In the EU and Internationally, control reliability is much more highly developed. Here, the application of ISO 13849, IEC 62061 or IEC 61508 have taken control reliability to higher levels than anything seen to date in North America. Under these standards, the required Performance Level (PLr) or Safety Integrity Level (SIL) must be known. This is based on the outcome of, you guessed it, the Risk Assessment. No risk assessment, or a poor risk assessment, dooms the designer to likely failure. Significant skill is required to handle the analysis and design of safety related parts of control systems under these standards.

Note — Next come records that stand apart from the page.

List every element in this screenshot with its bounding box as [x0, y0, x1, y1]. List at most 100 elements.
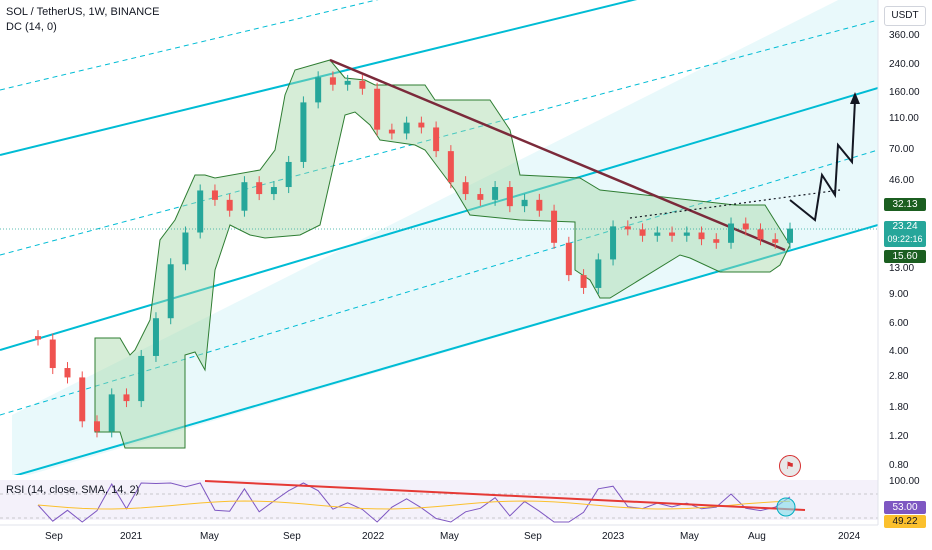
candle-body [226, 199, 233, 211]
candle-body [580, 275, 587, 288]
candle-body [757, 229, 764, 240]
candle-body [728, 223, 735, 243]
rsi-value-tag: 53.00 [884, 501, 926, 514]
candle-body [462, 182, 469, 195]
candle-body [433, 127, 440, 152]
price-tick-label: 160.00 [889, 87, 920, 98]
candle-body [359, 80, 366, 89]
projection-arrowhead [850, 92, 860, 104]
candle-body [506, 187, 513, 207]
candle-body [654, 232, 661, 236]
candle-body [138, 355, 145, 402]
candle-body [49, 339, 56, 369]
candle-body [418, 122, 425, 128]
donchian-channel-fill [94, 59, 791, 449]
donchian-legend[interactable]: DC (14, 0) [6, 21, 57, 33]
rsi-highlight-circle [776, 497, 796, 517]
price-tag-upper: 32.13 [884, 198, 926, 211]
time-tick-label: Sep [283, 531, 301, 542]
price-tick-label: 6.00 [889, 318, 909, 329]
symbol-title[interactable]: SOL / TetherUS, 1W, BINANCE [6, 6, 160, 18]
time-tick-label: May [440, 531, 459, 542]
candle-body [108, 394, 115, 432]
time-tick-label: 2021 [120, 531, 143, 542]
candle-body [344, 80, 351, 85]
candle-body [787, 228, 793, 243]
candle-body [595, 259, 602, 288]
dotted-resistance [629, 189, 841, 219]
candle-body [197, 190, 204, 233]
us-flag-event-icon[interactable]: ⚑ [779, 455, 801, 477]
candle-body [241, 182, 248, 211]
currency-button[interactable]: USDT [884, 6, 926, 26]
candle-body [315, 77, 322, 103]
time-tick-label: May [200, 531, 219, 542]
price-tick-label: 70.00 [889, 144, 915, 155]
candle-body [403, 122, 410, 134]
time-tick-label: Aug [748, 531, 766, 542]
candle-body [447, 151, 454, 183]
price-tick-label: 1.20 [889, 431, 909, 442]
price-tick-label: 46.00 [889, 175, 915, 186]
candle-body [521, 199, 528, 207]
price-tick-label: 0.80 [889, 460, 909, 471]
rsi-background [0, 480, 878, 520]
candle-body [669, 232, 676, 236]
candle-body [536, 199, 543, 211]
candle-body [300, 102, 307, 162]
price-tick-label: 110.00 [889, 113, 919, 124]
candle-body [713, 239, 720, 243]
channel-bottom-line [13, 224, 878, 475]
regression-channel-fill [12, 0, 878, 475]
candle-body [79, 377, 86, 422]
candle-body [610, 226, 617, 260]
candle-body [167, 264, 174, 319]
candle-body [270, 187, 277, 195]
time-tick-label: 2022 [362, 531, 385, 542]
candle-body [123, 394, 130, 402]
time-tick-label: 2024 [838, 531, 861, 542]
candle-body [152, 318, 159, 356]
descending-trendline [329, 58, 786, 252]
candle-body [211, 190, 218, 200]
candle-body [492, 187, 499, 200]
candle-body [35, 336, 41, 340]
candle-body [565, 242, 572, 276]
candle-body [683, 232, 690, 236]
time-tick-label: May [680, 531, 699, 542]
last-price-value: 23.24 [892, 221, 918, 232]
channel-top-line [0, 0, 638, 156]
candle-body [182, 232, 189, 265]
projection-path [789, 99, 856, 222]
price-tick-label: 360.00 [889, 30, 920, 41]
time-tick-label: Sep [45, 531, 63, 542]
candle-body [93, 421, 100, 432]
time-tick-label: 2023 [602, 531, 625, 542]
candle-body [64, 368, 71, 378]
candle-body [374, 88, 381, 130]
price-tick-label: 13.00 [889, 263, 915, 274]
candle-body [551, 210, 558, 243]
rsi-trendline [204, 480, 806, 511]
rsi-tick-100: 100.00 [889, 476, 920, 487]
price-tick-label: 4.00 [889, 346, 909, 357]
candle-body [624, 226, 631, 230]
candle-body [477, 194, 484, 200]
candle-body [698, 232, 705, 240]
rsi-ma-line [37, 500, 791, 510]
price-tag-last: 23.24 09:22:16 [884, 221, 926, 247]
price-tick-label: 2.80 [889, 371, 909, 382]
candle-body [256, 182, 263, 195]
channel-mid-line [0, 87, 878, 351]
candle-body [639, 229, 646, 236]
rsi-ma-tag: 49.22 [884, 515, 926, 528]
price-tick-label: 1.80 [889, 402, 909, 413]
rsi-line [37, 482, 791, 523]
candle-body [742, 223, 749, 230]
rsi-legend[interactable]: RSI (14, close, SMA, 14, 2) [6, 484, 140, 496]
time-tick-label: Sep [524, 531, 542, 542]
candle-body [388, 129, 395, 134]
price-tick-label: 240.00 [889, 59, 920, 70]
bar-countdown: 09:22:16 [887, 234, 923, 244]
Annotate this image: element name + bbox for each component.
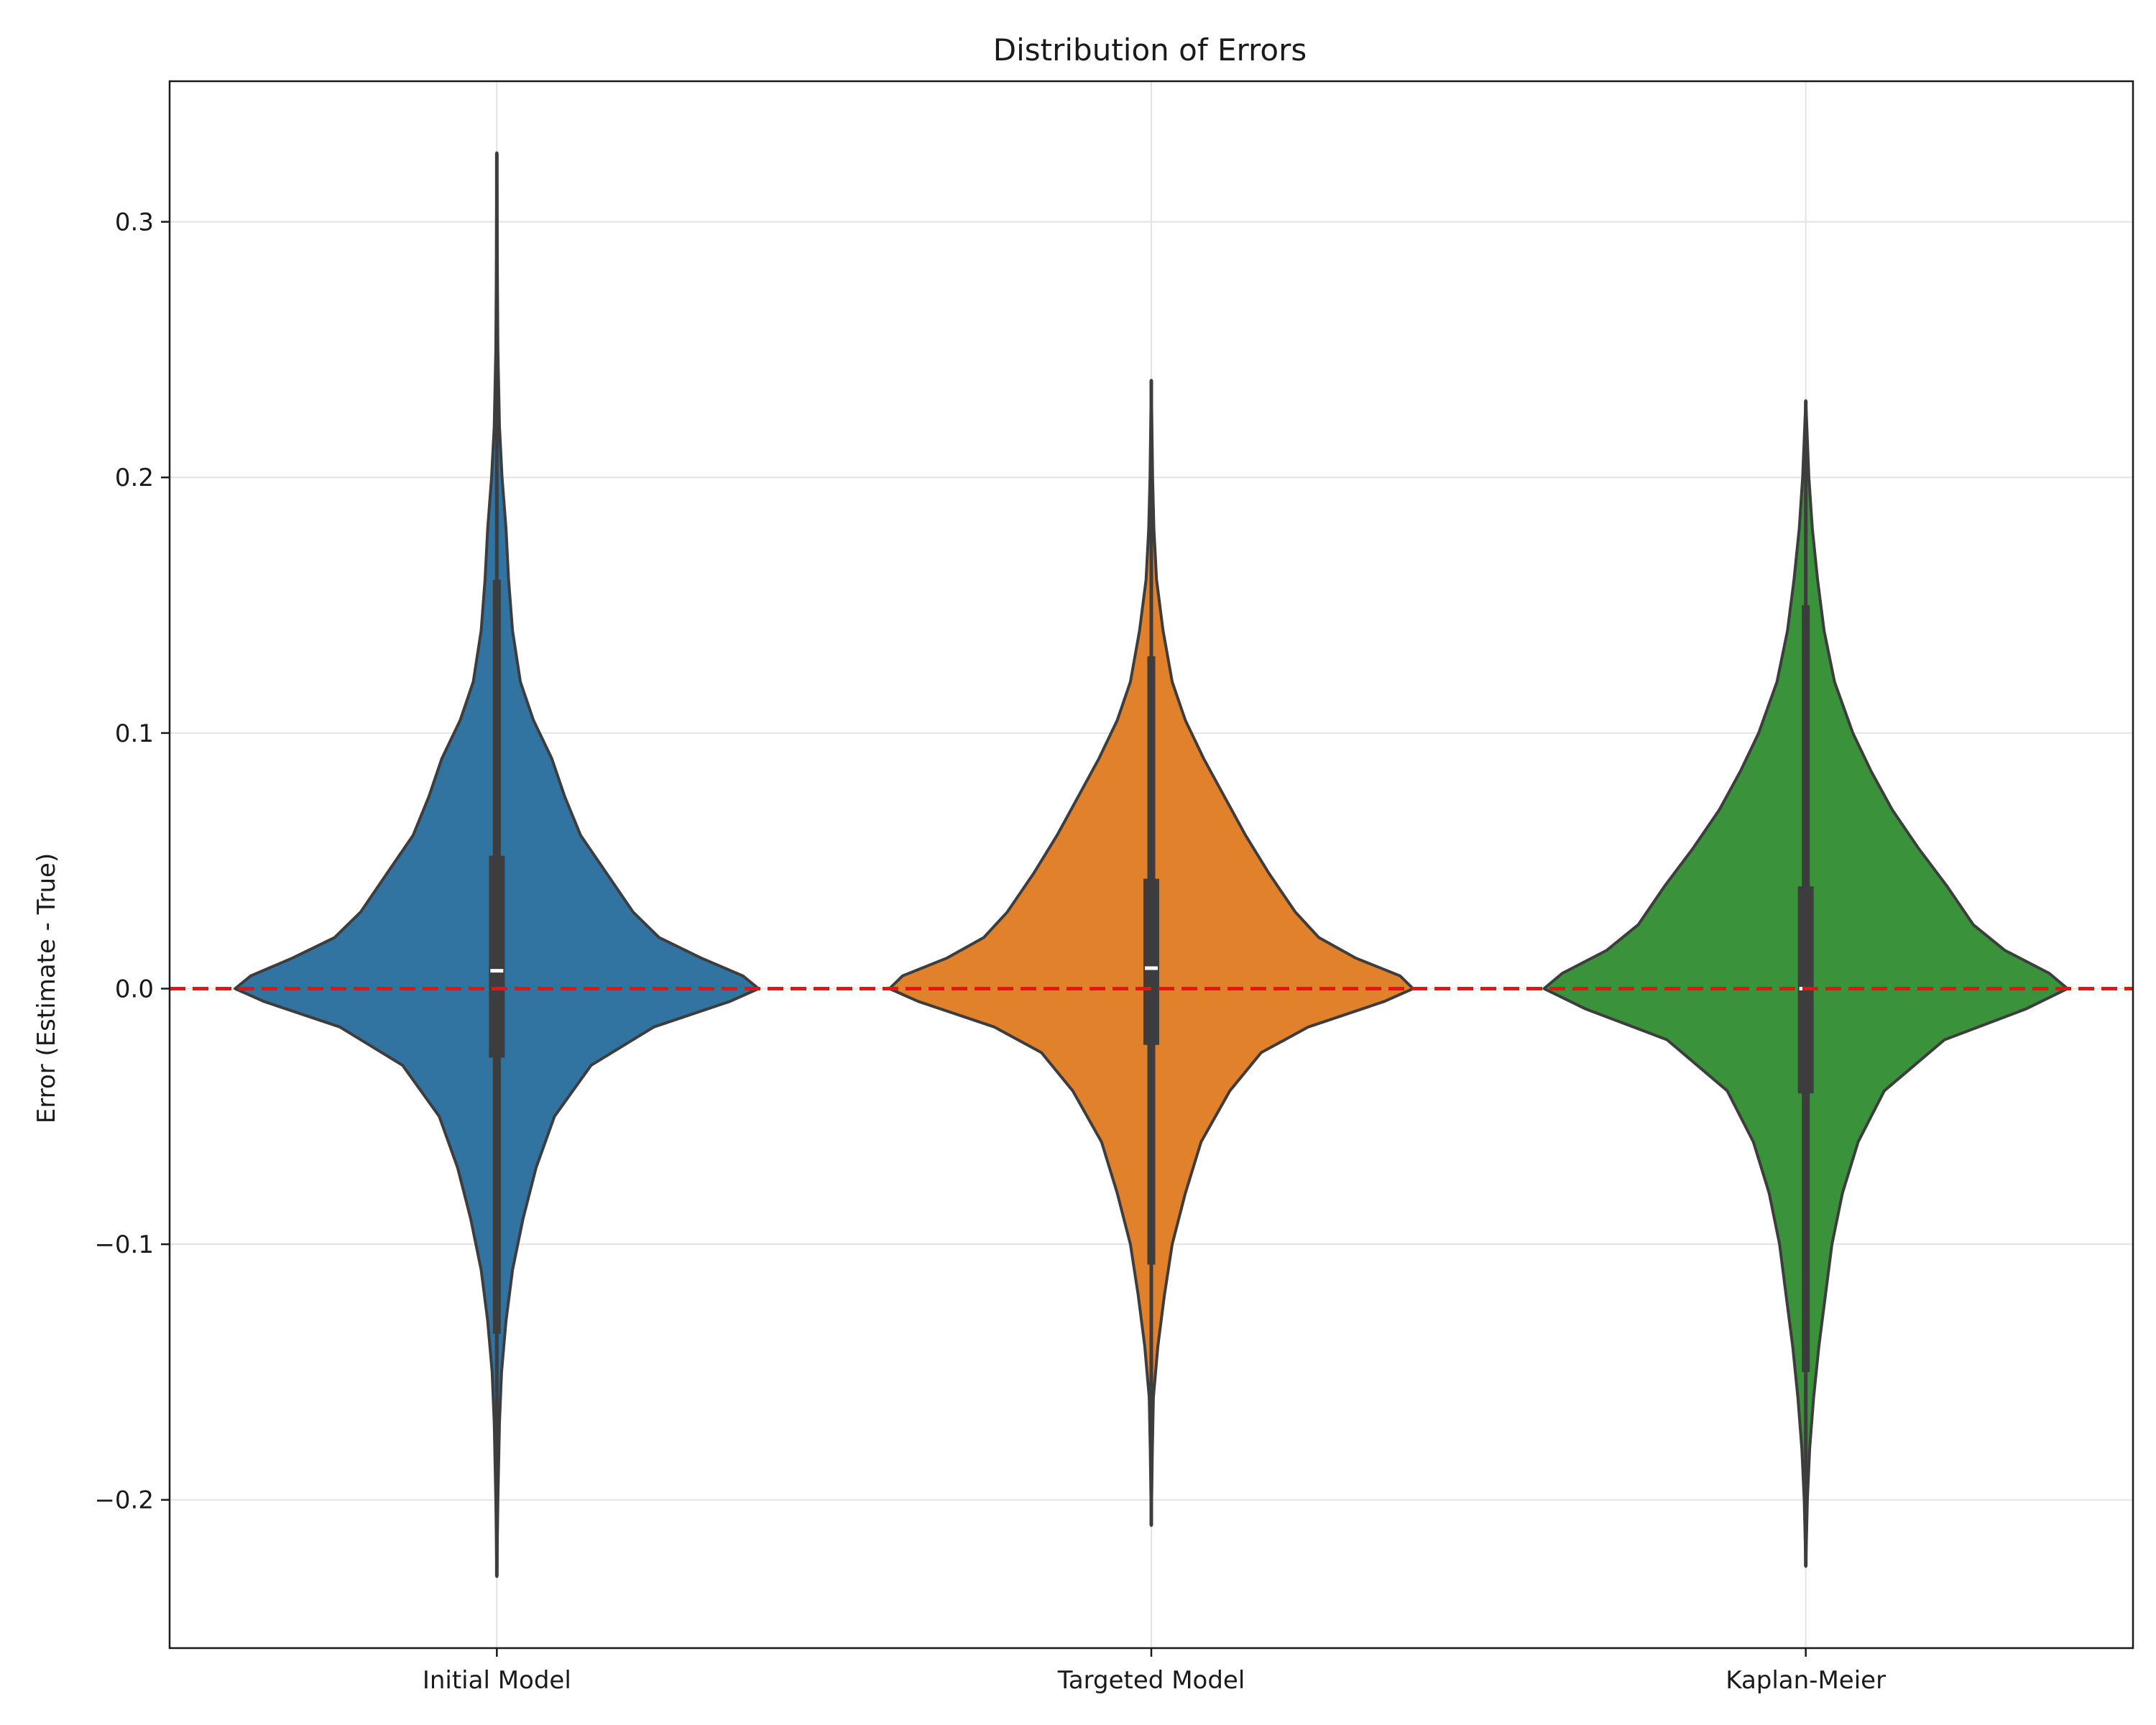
violins bbox=[234, 151, 2069, 1578]
y-tick-label: 0.0 bbox=[115, 975, 154, 1003]
y-tick-label: −0.1 bbox=[94, 1230, 154, 1259]
x-tick-label: Initial Model bbox=[423, 1666, 571, 1695]
violin-iqr-box bbox=[489, 855, 505, 1058]
y-tick-label: 0.1 bbox=[115, 719, 154, 748]
x-tick-label: Kaplan-Meier bbox=[1726, 1666, 1886, 1695]
violin-iqr-box bbox=[1143, 878, 1159, 1045]
y-tick-label: 0.2 bbox=[115, 464, 154, 492]
chart-title: Distribution of Errors bbox=[993, 32, 1307, 68]
x-tick-label: Targeted Model bbox=[1057, 1666, 1245, 1695]
y-tick-label: 0.3 bbox=[115, 208, 154, 237]
y-tick-label: −0.2 bbox=[94, 1486, 154, 1515]
axes: −0.2 −0.1 0.0 0.1 0.2 0.3 Initial Model Targete… bbox=[94, 80, 2134, 1695]
y-axis-title: Error (Estimate - True) bbox=[32, 853, 61, 1124]
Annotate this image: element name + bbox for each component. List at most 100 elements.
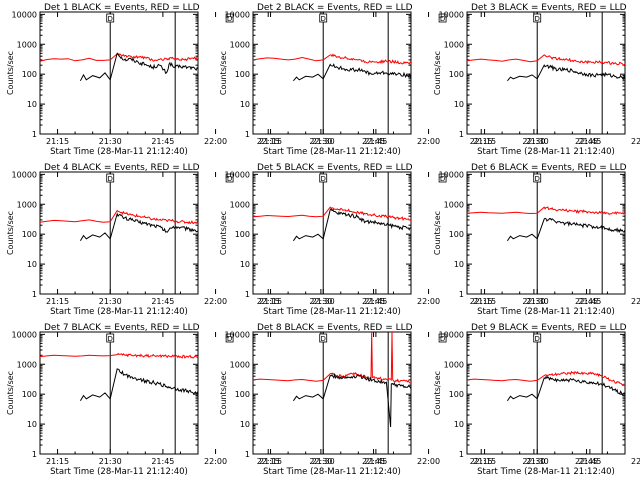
marker-box bbox=[225, 13, 234, 23]
marker-label: D bbox=[227, 15, 232, 23]
panel-title: Det 3 BLACK = Events, RED = LLD bbox=[471, 3, 627, 13]
marker-label: D bbox=[535, 175, 540, 183]
x-axis-label: Start Time (28-Mar-11 21:12:40) bbox=[263, 147, 401, 157]
y-tick-label: 1 bbox=[32, 290, 37, 299]
y-tick-label: 10 bbox=[454, 100, 464, 109]
x-tick-label: 22:00 bbox=[417, 457, 440, 466]
marker-box bbox=[438, 13, 447, 23]
x-tick-label: 21:15 bbox=[259, 137, 282, 146]
plot-area bbox=[40, 12, 198, 134]
x-axis-label: Start Time (28-Mar-11 21:12:40) bbox=[50, 467, 188, 477]
y-tick-label: 1000 bbox=[444, 40, 464, 49]
panel-title: Det 2 BLACK = Events, RED = LLD bbox=[257, 3, 413, 13]
y-tick-label: 1 bbox=[32, 130, 37, 139]
series-lld-line bbox=[40, 53, 198, 62]
panel-3: Det 3 BLACK = Events, RED = LLD 1 10 100 100… bbox=[433, 3, 640, 157]
x-axis-label: Start Time (28-Mar-11 21:12:40) bbox=[50, 147, 188, 157]
x-tick-label: 22:00 bbox=[631, 457, 640, 466]
y-tick-label: 100 bbox=[449, 70, 464, 79]
x-tick-label: 22:45 bbox=[362, 457, 385, 466]
plot-frame bbox=[466, 331, 626, 455]
x-tick-label: 22:15 bbox=[470, 457, 493, 466]
marker-label: D bbox=[535, 15, 540, 23]
x-tick-label: 21:15 bbox=[473, 297, 496, 306]
x-tick-label: 22:00 bbox=[417, 297, 440, 306]
x-tick-label: 22:30 bbox=[522, 137, 545, 146]
x-tick-label: 21:45 bbox=[364, 297, 387, 306]
x-tick-label: 21:30 bbox=[526, 297, 549, 306]
x-tick-label: 22:15 bbox=[470, 137, 493, 146]
marker-label: D bbox=[108, 175, 113, 183]
y-tick-label: 10 bbox=[27, 100, 37, 109]
y-tick-label: 1000 bbox=[230, 40, 250, 49]
y-tick-label: 1000 bbox=[17, 40, 37, 49]
y-tick-label: 100 bbox=[449, 230, 464, 239]
series-events-line bbox=[506, 375, 625, 402]
marker-box bbox=[319, 173, 328, 183]
panel-5: Det 5 BLACK = Events, RED = LLD 1 10 100 100… bbox=[219, 163, 598, 317]
x-axis-label: Start Time (28-Mar-11 21:12:40) bbox=[50, 307, 188, 317]
marker-box bbox=[106, 13, 115, 23]
panel-4: Det 4 BLACK = Events, RED = LLD 1 10 100 100… bbox=[6, 163, 385, 317]
series-lld-line bbox=[467, 54, 625, 66]
marker-label: D bbox=[321, 15, 326, 23]
plot-frame bbox=[252, 331, 412, 455]
series-events-line bbox=[292, 372, 411, 428]
y-tick-label: 10 bbox=[454, 260, 464, 269]
y-tick-label: 1 bbox=[245, 290, 250, 299]
marker-box bbox=[438, 333, 447, 343]
panel-title: Det 5 BLACK = Events, RED = LLD bbox=[257, 163, 413, 173]
series-lld-line bbox=[467, 206, 625, 216]
x-tick-label: 22:15 bbox=[257, 297, 280, 306]
x-tick-label: 21:30 bbox=[312, 457, 335, 466]
marker-box bbox=[319, 333, 328, 343]
x-tick-label: 22:00 bbox=[204, 137, 227, 146]
marker-label: D bbox=[321, 335, 326, 343]
marker-label: D bbox=[227, 335, 232, 343]
x-tick-label: 22:45 bbox=[575, 457, 598, 466]
series-events-line bbox=[506, 217, 625, 242]
panel-title: Det 8 BLACK = Events, RED = LLD bbox=[257, 323, 413, 333]
series-events-line bbox=[293, 63, 411, 82]
y-tick-label: 10 bbox=[27, 260, 37, 269]
plot-frame bbox=[39, 11, 199, 135]
y-tick-label: 10000 bbox=[439, 330, 464, 339]
marker-label: D bbox=[440, 335, 445, 343]
plot-area bbox=[467, 172, 625, 294]
x-tick-label: 21:45 bbox=[578, 297, 601, 306]
y-tick-label: 10000 bbox=[225, 330, 250, 339]
y-tick-label: 10000 bbox=[12, 170, 37, 179]
marker-label: D bbox=[108, 15, 113, 23]
panel-9: Det 9 BLACK = Events, RED = LLD 1 10 100 100… bbox=[433, 323, 640, 477]
plot-frame bbox=[252, 171, 412, 295]
x-tick-label: 21:15 bbox=[473, 457, 496, 466]
panel-title: Det 9 BLACK = Events, RED = LLD bbox=[471, 323, 627, 333]
panel-8: Det 8 BLACK = Events, RED = LLD 1 10 100 100… bbox=[219, 323, 598, 477]
y-tick-label: 100 bbox=[449, 390, 464, 399]
x-tick-label: 21:30 bbox=[526, 457, 549, 466]
series-events-line bbox=[79, 368, 198, 402]
y-tick-label: 1000 bbox=[17, 360, 37, 369]
x-tick-label: 21:45 bbox=[151, 137, 174, 146]
x-tick-label: 22:45 bbox=[575, 297, 598, 306]
panel-title: Det 6 BLACK = Events, RED = LLD bbox=[471, 163, 627, 173]
y-tick-label: 10000 bbox=[225, 170, 250, 179]
series-lld-line bbox=[253, 206, 411, 222]
plot-area bbox=[253, 12, 411, 134]
y-tick-label: 10 bbox=[27, 420, 37, 429]
panel-title: Det 4 BLACK = Events, RED = LLD bbox=[44, 163, 200, 173]
series-events-line bbox=[79, 212, 198, 242]
x-tick-label: 22:00 bbox=[204, 297, 227, 306]
x-tick-label: 22:15 bbox=[257, 457, 280, 466]
x-tick-label: 22:45 bbox=[575, 137, 598, 146]
series-events-line bbox=[79, 52, 198, 82]
y-tick-label: 100 bbox=[22, 230, 37, 239]
y-tick-label: 10000 bbox=[439, 170, 464, 179]
y-axis-label: Counts/sec bbox=[219, 51, 228, 95]
y-axis-label: Counts/sec bbox=[219, 211, 228, 255]
series-lld-line bbox=[40, 352, 198, 359]
plot-area bbox=[253, 332, 411, 454]
y-axis-label: Counts/sec bbox=[433, 211, 442, 255]
x-tick-label: 22:30 bbox=[522, 457, 545, 466]
marker-box bbox=[533, 333, 542, 343]
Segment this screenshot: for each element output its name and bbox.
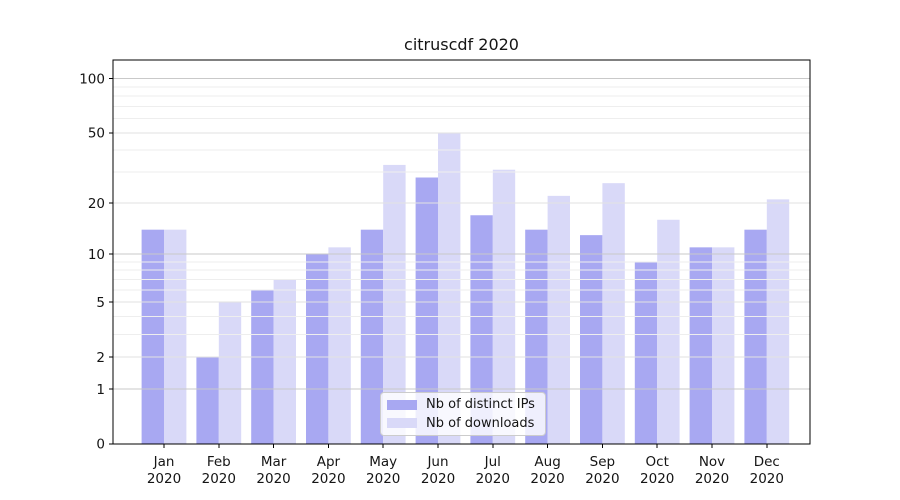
legend-item-downloads: Nb of downloads <box>387 415 545 432</box>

Fight this problem by: Getting the training you need to properly apply these standards and then using them in your designs.

5) Safety Distances

Safety distances crop up anywhere you don’t have a physical barrier keeping the user away from the hazard. Whether its an opening in a fixed guard, a movable guard like a guard door or gate, or a presence-sensing safeguarding device like a light curtain, safety distances have to be considered in the machine design. The easier it is for the user to come in contact with the hazard, the more safety distance matters.

Stopping performance of the machinery must be tested to validate the safety distances used. Failure to get the safety distance right means that your guards will give your users a false sense of security, and will expose them to injury. This will also expose your company to significant liability when someone gets hurt, because they will. Its only a matter of time.

Fight this problem by: Testing safeguarding devices.

6) Validation

OK, so this list should really be SIX things. Just consider this to be a bonus for reading this far!

Designs, and particularly safety critical designs, must be tested. Let me say it again:

Safety Critical Designs MUST Be Tested.

Whatever theory you are working under, whether it’s North American, European, International or something else, you cannot afford missing the validation step. Without validation you have no evidence that your system worked at all, let alone if it worked correctly.

Fight this problem by: TESTING YOUR DESIGNS.

A wise man once said: “If you think safety is expensive, try having an accident.” The gentleman was involved in investigating the crash of a Sikorsky S-92 helicopter off the coast of Newfoundland. 17 people died as a result of the failure of two titanium studs that held an oil filter onto the main gearbox, and the fact that the helicopter failed the ‘1/2-hour gearbox run-dry test’ that is required for all new helicopter designs. This was a clear case of failure in the risk assessment process complicated by failure in the test process.

Watch the CBC documentary “Cougar 491“. This is definitely worth the time. If you are located outside Canada, you will have a problem with this link. Unfortunately, CBC does not stream it’s video outside Canada. Sorry.